SALUTE DOMANI ∞ IL PORTALE DEL BENESSERE

The 100-day survival rates for pediatric patients who have received stem cell transplants has steadily increased. However, it is still associated with significiant mortality and morbidity including   complications such as veno-occlusive disease, a disease in which the small vessles in the liver become obstructed. This life-threatening condition has a particularly high incidence in children undergoing allogeneic stem cell transplantation. In this study, researchers from the University of Ulm in Germany assessed the safety and efficacy of defibrotide, an investigational drug, for the prevention of this disease in the largest-ever, international, multicenter study of high-risk pediatric patients undergoing stem cell transplants. The study was co-sponsored by the European Group for Blood and Marrow Transplantion (EBMT).

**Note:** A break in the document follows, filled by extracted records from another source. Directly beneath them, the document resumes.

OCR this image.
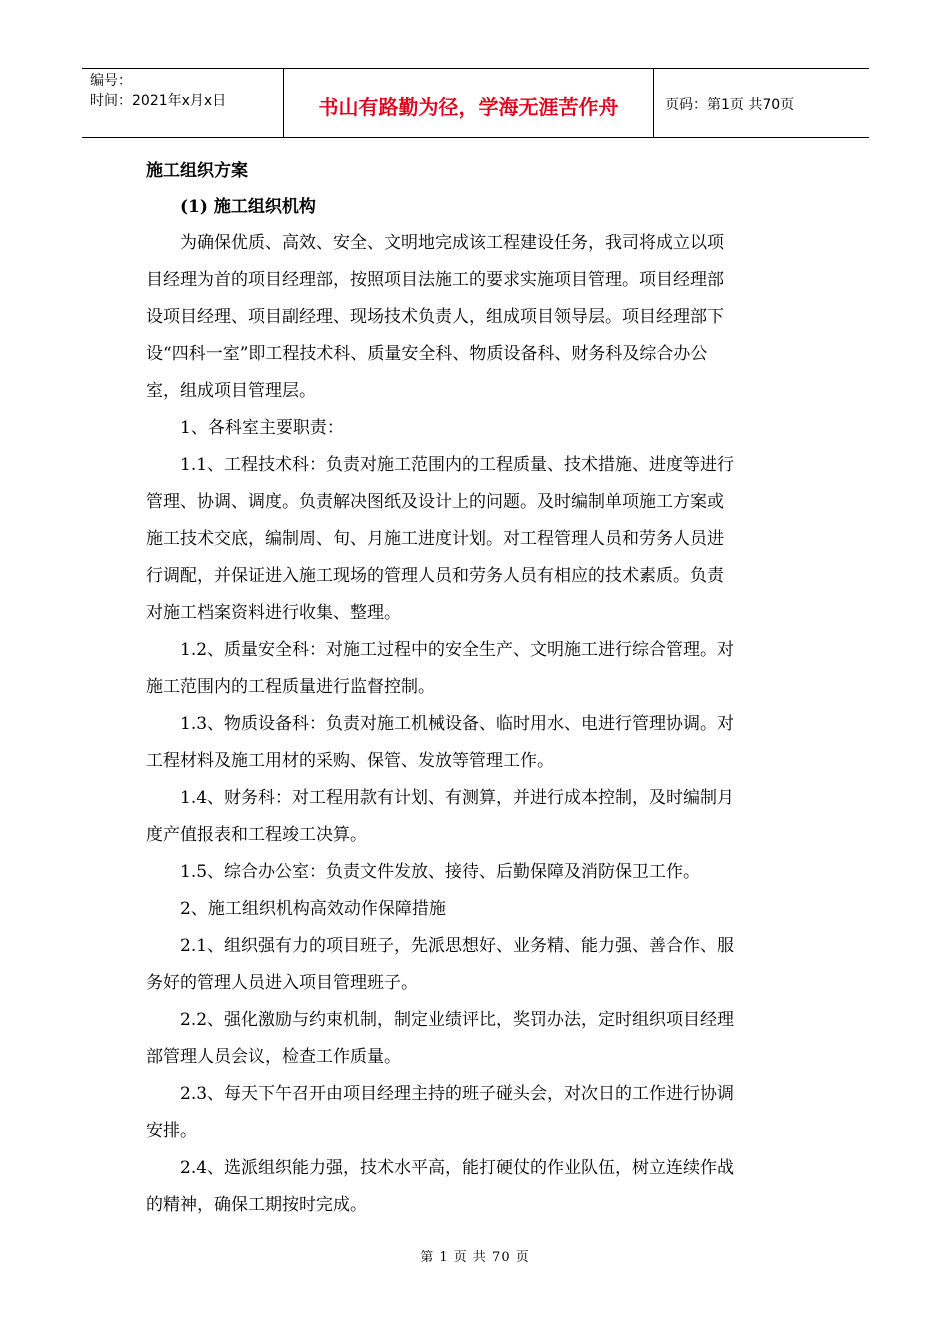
编号：
时间：2021年x月x日	书山有路勤为径，学海无涯苦作舟	页码：第1页 共70页
施工组织方案
(1) 施工组织机构
为确保优质、高效、安全、文明地完成该工程建设任务，我司将成立以项
目经理为首的项目经理部，按照项目法施工的要求实施项目管理。项目经理部
设项目经理、项目副经理、现场技术负责人，组成项目领导层。项目经理部下
设“四科一室”即工程技术科、质量安全科、物质设备科、财务科及综合办公
室，组成项目管理层。
1、各科室主要职责：
1.1、工程技术科：负责对施工范围内的工程质量、技术措施、进度等进行
管理、协调、调度。负责解决图纸及设计上的问题。及时编制单项施工方案或
施工技术交底，编制周、旬、月施工进度计划。对工程管理人员和劳务人员进
行调配，并保证进入施工现场的管理人员和劳务人员有相应的技术素质。负责
对施工档案资料进行收集、整理。
1.2、质量安全科：对施工过程中的安全生产、文明施工进行综合管理。对
施工范围内的工程质量进行监督控制。
1.3、物质设备科：负责对施工机械设备、临时用水、电进行管理协调。对
工程材料及施工用材的采购、保管、发放等管理工作。
1.4、财务科：对工程用款有计划、有测算，并进行成本控制，及时编制月
度产值报表和工程竣工决算。
1.5、综合办公室：负责文件发放、接待、后勤保障及消防保卫工作。
2、施工组织机构高效动作保障措施
2.1、组织强有力的项目班子，先派思想好、业务精、能力强、善合作、服
务好的管理人员进入项目管理班子。
2.2、强化激励与约束机制，制定业绩评比，奖罚办法，定时组织项目经理
部管理人员会议，检查工作质量。
2.3、每天下午召开由项目经理主持的班子碰头会，对次日的工作进行协调
安排。
2.4、选派组织能力强，技术水平高，能打硬仗的作业队伍，树立连续作战
的精神，确保工期按时完成。
第 1 页 共 70 页
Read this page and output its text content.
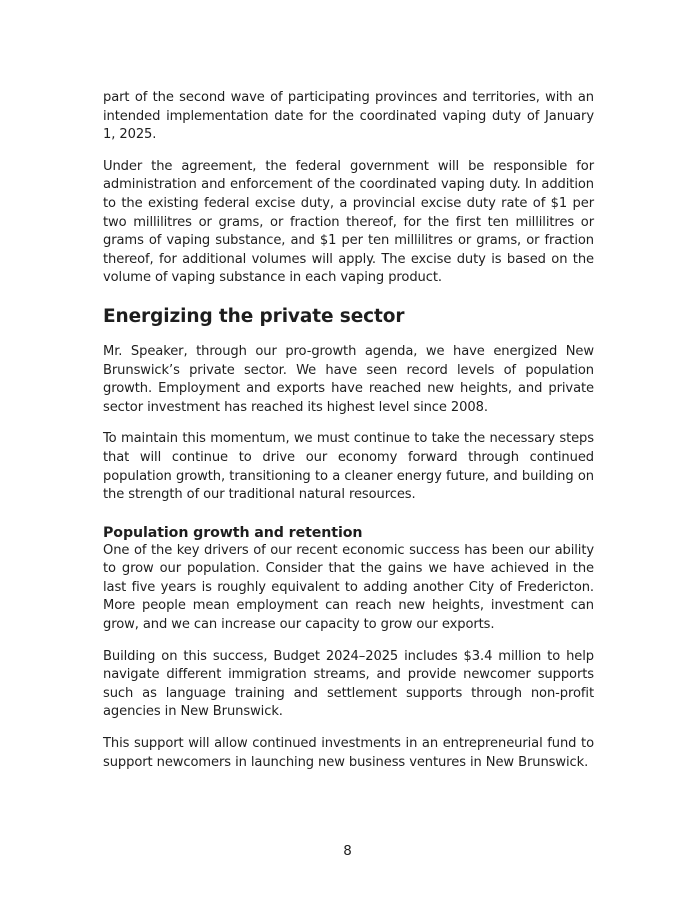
part of the second wave of participating provinces and territories, with an intended implementation date for the coordinated vaping duty of January 1, 2025.

Under the agreement, the federal government will be responsible for administration and enforcement of the coordinated vaping duty. In addition to the existing federal excise duty, a provincial excise duty rate of $1 per two millilitres or grams, or fraction thereof, for the first ten millilitres or grams of vaping substance, and $1 per ten millilitres or grams, or fraction thereof, for additional volumes will apply. The excise duty is based on the volume of vaping substance in each vaping product.

Energizing the private sector

Mr. Speaker, through our pro-growth agenda, we have energized New Brunswick’s private sector. We have seen record levels of population growth. Employment and exports have reached new heights, and private sector investment has reached its highest level since 2008.

To maintain this momentum, we must continue to take the necessary steps that will continue to drive our economy forward through continued population growth, transitioning to a cleaner energy future, and building on the strength of our traditional natural resources.

Population growth and retention

One of the key drivers of our recent economic success has been our ability to grow our population. Consider that the gains we have achieved in the last five years is roughly equivalent to adding another City of Fredericton. More people mean employment can reach new heights, investment can grow, and we can increase our capacity to grow our exports.

Building on this success, Budget 2024–2025 includes $3.4 million to help navigate different immigration streams, and provide newcomer supports such as language training and settlement supports through non-profit agencies in New Brunswick.

This support will allow continued investments in an entrepreneurial fund to support newcomers in launching new business ventures in New Brunswick.

8
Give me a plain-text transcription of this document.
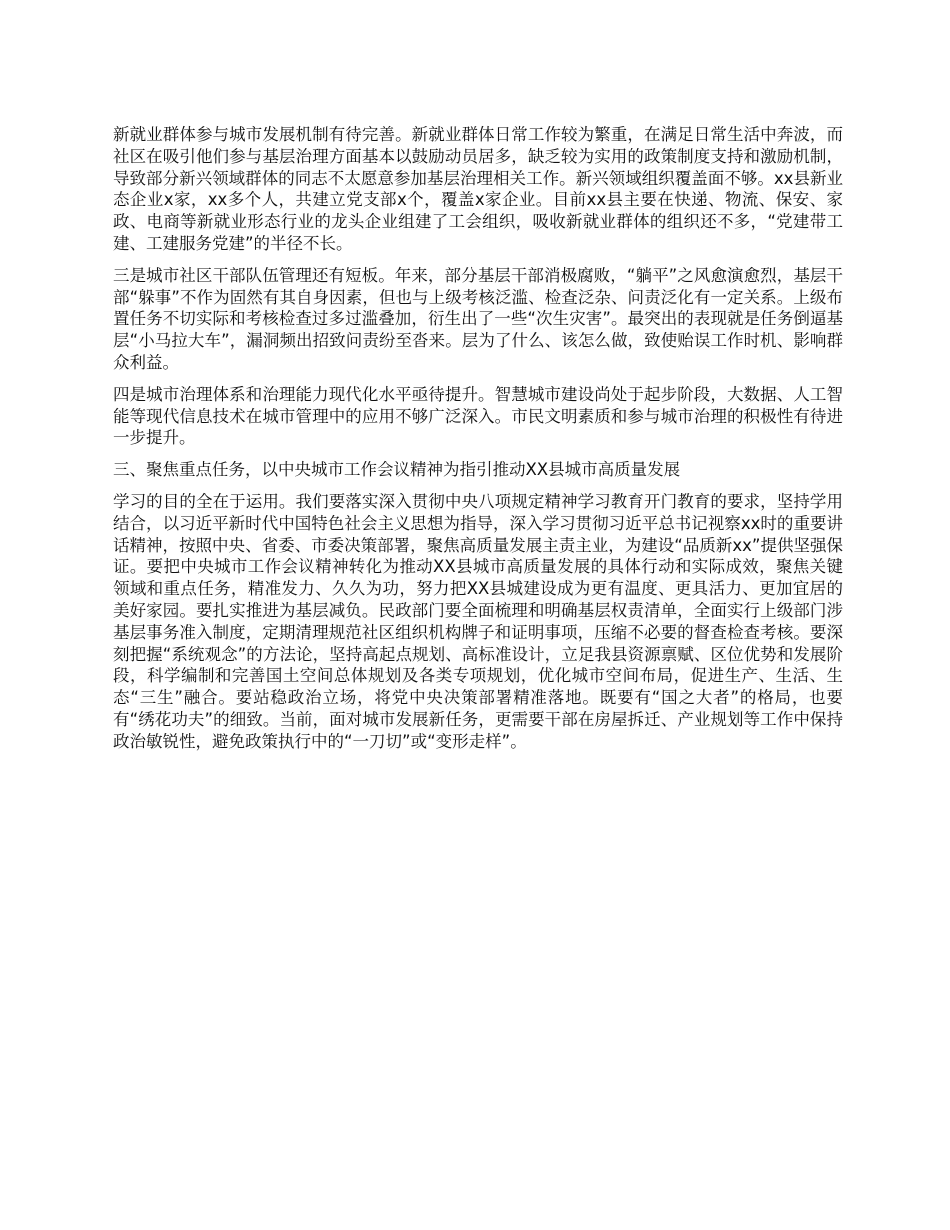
新就业群体参与城市发展机制有待完善。新就业群体日常工作较为繁重，在满足日常生活中奔波，而社区在吸引他们参与基层治理方面基本以鼓励动员居多，缺乏较为实用的政策制度支持和激励机制，导致部分新兴领域群体的同志不太愿意参加基层治理相关工作。新兴领域组织覆盖面不够。xx县新业态企业x家，xx多个人，共建立党支部x个，覆盖x家企业。目前xx县主要在快递、物流、保安、家政、电商等新就业形态行业的龙头企业组建了工会组织，吸收新就业群体的组织还不多，“党建带工建、工建服务党建”的半径不长。

三是城市社区干部队伍管理还有短板。年来，部分基层干部消极腐败，“躺平”之风愈演愈烈，基层干部“躲事”不作为固然有其自身因素，但也与上级考核泛滥、检查泛杂、问责泛化有一定关系。上级布置任务不切实际和考核检查过多过滥叠加，衍生出了一些“次生灾害”。最突出的表现就是任务倒逼基层“小马拉大车”，漏洞频出招致问责纷至沓来。层为了什么、该怎么做，致使贻误工作时机、影响群众利益。

四是城市治理体系和治理能力现代化水平亟待提升。智慧城市建设尚处于起步阶段，大数据、人工智能等现代信息技术在城市管理中的应用不够广泛深入。市民文明素质和参与城市治理的积极性有待进一步提升。

三、聚焦重点任务，以中央城市工作会议精神为指引推动XX县城市高质量发展

学习的目的全在于运用。我们要落实深入贯彻中央八项规定精神学习教育开门教育的要求，坚持学用结合，以习近平新时代中国特色社会主义思想为指导，深入学习贯彻习近平总书记视察xx时的重要讲话精神，按照中央、省委、市委决策部署，聚焦高质量发展主责主业，为建设“品质新xx”提供坚强保证。要把中央城市工作会议精神转化为推动XX县城市高质量发展的具体行动和实际成效，聚焦关键领域和重点任务，精准发力、久久为功，努力把XX县城建设成为更有温度、更具活力、更加宜居的美好家园。要扎实推进为基层减负。民政部门要全面梳理和明确基层权责清单，全面实行上级部门涉基层事务准入制度，定期清理规范社区组织机构牌子和证明事项，压缩不必要的督查检查考核。要深刻把握“系统观念”的方法论，坚持高起点规划、高标准设计，立足我县资源禀赋、区位优势和发展阶段，科学编制和完善国土空间总体规划及各类专项规划，优化城市空间布局，促进生产、生活、生态“三生”融合。要站稳政治立场，将党中央决策部署精准落地。既要有“国之大者”的格局，也要有“绣花功夫”的细致。当前，面对城市发展新任务，更需要干部在房屋拆迁、产业规划等工作中保持政治敏锐性，避免政策执行中的“一刀切”或“变形走样”。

A total of 360 high-risk patients with a median age of five years were enrolled in the study (24 percent infants, 52 percent children ages 2-11, and 23 percent adolescents ages 12-18). Sixty-eight percent of the patients underwent allogeneic stem cell transplant (a procedure in which a person receives blood-forming stem cells from a genetically similar, but not identical donor), and 31 percent received an autologous stem cell transplant (a procedure in which blood-forming stem cells are removed from a patient, stored, and then re-injected following high-dose chemotherapy to accelerate the “rescue” of blood formation). Patients were prospectively randomized prior to stem cell transplantation to receive either defibrotide or no preventive therapy for veno-occlusive disease. The patients who were randomized to the defibrotide arm received intravenous infusions (25 mg/kg/day) from the start of conditioning (the time before transplant when a patient is given chemotherapy to suppress the immune system, to make room for donor marrow cells to grow, or to destroy remaining cancer cells) until 30 days post stem cell transplant or discharge from the hospital, whichever came first. In the control arm, patients did not receive any preventive therapy. The primary endpoint of this study was to measure the incidence of veno-occlusive disease after 30 days, which was adjudicated by a blinded, independent review committee of three expert hematologists. Secondary endpoints of the study were to measure veno-occlusive disease-associated morbidity, mortality, and the incidence and severity of graft-versus-host disease.

According to the study results, preventive use of defibrotide resulted in a 40 percent reduction in the overall incidence of veno-occlusive disease in these pediatric patients. Consistent with the role of defibrotide in protecting endothelial cells (the thin layer of cells that line the inside of  blood vessels), both the incidence of renal failure (1 percent with defibrotide versus 6 percent in control) and also the overall incidence and severity of acute graft-versus-host disease (32 percent in defibrotide versus 43 percent in control) were significantly lower in the defibrotide arm. In addition, the safety of defibrotide was confirmed by the lack of significant toxicity; the defibrotide and control arms had similar numbers of adverse events reported. Results from this study also confirm that the mortality at 100 days post-transplant in patients who developed veno-occlusive disease was four times higher than the mortality in patients who had not developed this disease.

“For pediatric stem cell transplant patients who develop veno-occlusive disease, we unfortunately have limited diagnostic tools, poor understanding of potential risk factors and mechanisms of the disease, and no established therapies to help prevent or treat this condition,” said lead study author Selim Corbacioglu, MD, Assistant Professor of the Department of Hematology, Oncology, Immunology, and Stem Cell Transplantation at the University of Ulm in Germany. “Our study confirms that defibrotide is safe and effective for preventing veno-occlusive disease in this high-risk population.”